Thoran is a “dry” curry from Kerala, which means that it may not be what you consider to be a traditional curry – it doesn’t have any sauce. Instead, the vegetables are cooked in a spice-laden oil with a little water, which might go against everything you consider a curry to be, but it’s incredibly delicious.
The keen-eyed amongst you might have also noticed that there’s no garlic in this recipe. Shocking, I know! Thoran in the southern parts of Kerala doesn’t traditionally contain onions or garlic, so to maintain the traditional style, I have left these out. However, if you’re getting ill and need the nutrients or really just fancy some garlic and onion, feel free to throw them in too.
Although beetroot thoran exists, and cabbage and coconut thoran exists, I haven’t ever seen a recipe that combines the two – and I’ve no idea why! Beetroot pairs beautifully with both chilli and coconut, so it seemed entirely natural for me to bring these flavours together. Be sure to grate the beetroot into long, thin pieces to maintain the great consistency here, and don’t be shy with the coconut!
1/2 a large spring cabbage (or other green cabbage), shredded
2 medium beetroots, peeled and grated
2 carrots, peeled and diced
2 small green chillies, sliced into thin rounds
1 small piece of ginger, finely grated or minced
2 tablespoons coconut oil (or vegetable oil)
1 teaspoon mustard seeds
1 teaspoon cumin seeds
5 curry leaves, chopped
1/2 teaspoon ground turmeric
1/2 cup grated fresh coconut (you can use desiccated if necessary)

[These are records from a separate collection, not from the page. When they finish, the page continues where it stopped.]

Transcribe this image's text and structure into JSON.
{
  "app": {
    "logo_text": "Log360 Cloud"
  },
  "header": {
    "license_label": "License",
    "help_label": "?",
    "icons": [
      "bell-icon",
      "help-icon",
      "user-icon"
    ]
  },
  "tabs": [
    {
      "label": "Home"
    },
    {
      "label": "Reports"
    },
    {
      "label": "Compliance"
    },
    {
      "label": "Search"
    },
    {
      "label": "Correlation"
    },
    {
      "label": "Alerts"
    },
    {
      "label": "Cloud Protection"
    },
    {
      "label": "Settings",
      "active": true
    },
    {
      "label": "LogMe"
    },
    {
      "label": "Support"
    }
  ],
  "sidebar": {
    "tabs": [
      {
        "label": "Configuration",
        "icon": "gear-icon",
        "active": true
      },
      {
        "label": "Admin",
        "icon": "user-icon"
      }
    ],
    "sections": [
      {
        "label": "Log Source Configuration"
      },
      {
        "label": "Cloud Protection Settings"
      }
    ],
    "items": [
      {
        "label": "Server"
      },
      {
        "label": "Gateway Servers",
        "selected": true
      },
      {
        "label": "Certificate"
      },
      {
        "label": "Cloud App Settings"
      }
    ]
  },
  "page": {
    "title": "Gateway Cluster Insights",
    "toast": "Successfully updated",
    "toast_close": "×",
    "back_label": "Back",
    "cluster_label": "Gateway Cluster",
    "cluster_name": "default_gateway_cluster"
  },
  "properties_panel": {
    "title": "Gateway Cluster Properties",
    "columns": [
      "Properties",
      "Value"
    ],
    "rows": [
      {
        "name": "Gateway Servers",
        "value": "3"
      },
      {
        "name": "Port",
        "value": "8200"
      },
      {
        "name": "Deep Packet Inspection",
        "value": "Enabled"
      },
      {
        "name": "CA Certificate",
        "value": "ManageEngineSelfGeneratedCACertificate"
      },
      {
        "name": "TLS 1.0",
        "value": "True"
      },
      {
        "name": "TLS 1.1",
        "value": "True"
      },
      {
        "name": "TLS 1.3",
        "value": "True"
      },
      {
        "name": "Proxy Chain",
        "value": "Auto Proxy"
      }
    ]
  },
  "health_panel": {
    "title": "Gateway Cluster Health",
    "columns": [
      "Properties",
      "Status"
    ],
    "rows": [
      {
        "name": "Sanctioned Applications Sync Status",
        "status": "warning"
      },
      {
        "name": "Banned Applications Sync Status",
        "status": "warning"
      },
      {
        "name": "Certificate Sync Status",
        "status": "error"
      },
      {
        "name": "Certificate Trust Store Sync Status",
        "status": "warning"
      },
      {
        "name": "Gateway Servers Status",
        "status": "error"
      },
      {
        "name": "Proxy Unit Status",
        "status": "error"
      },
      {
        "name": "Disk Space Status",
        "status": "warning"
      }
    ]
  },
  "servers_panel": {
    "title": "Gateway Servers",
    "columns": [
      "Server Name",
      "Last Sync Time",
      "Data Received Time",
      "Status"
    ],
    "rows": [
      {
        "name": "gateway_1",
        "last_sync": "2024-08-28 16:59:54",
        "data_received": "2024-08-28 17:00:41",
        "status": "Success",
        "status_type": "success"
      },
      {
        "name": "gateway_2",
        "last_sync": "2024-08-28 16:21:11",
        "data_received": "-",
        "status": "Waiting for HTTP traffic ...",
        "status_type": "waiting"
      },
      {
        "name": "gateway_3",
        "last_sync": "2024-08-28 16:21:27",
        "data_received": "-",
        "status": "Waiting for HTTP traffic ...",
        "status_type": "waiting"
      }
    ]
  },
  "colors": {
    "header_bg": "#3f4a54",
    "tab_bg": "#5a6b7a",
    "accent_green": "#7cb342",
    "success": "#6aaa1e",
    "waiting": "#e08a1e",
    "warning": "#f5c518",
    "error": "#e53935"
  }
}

fresh coriander (optional)
Heat the coconut oil over a medium heat in a heavy-bottomed saucepan and add in the mustard seeds until they start to pop
Add in the cumin seeds and curry leaves and stir for a minute
Then add in the turmeric, ginger, salt and black pepper and stir for about 30 seconds
Add in the shredded cabbage, beetroot and carrots along with a splash of water and cook, stirring often, for 5-8 minutes or until the carrots are tender
Stir in the green chillies and coconut, stir a couple of times, then serve with white rice and poppadoms
Top with the fresh coriander if using, and garnish with mango chutney
This is one of the healthiest and most interesting curries that I’ve ever come across, and I look forward to seeking it out in India next year! In the mean time, this recipe is going to be put into regular rotation in my house – and hopefully yours too!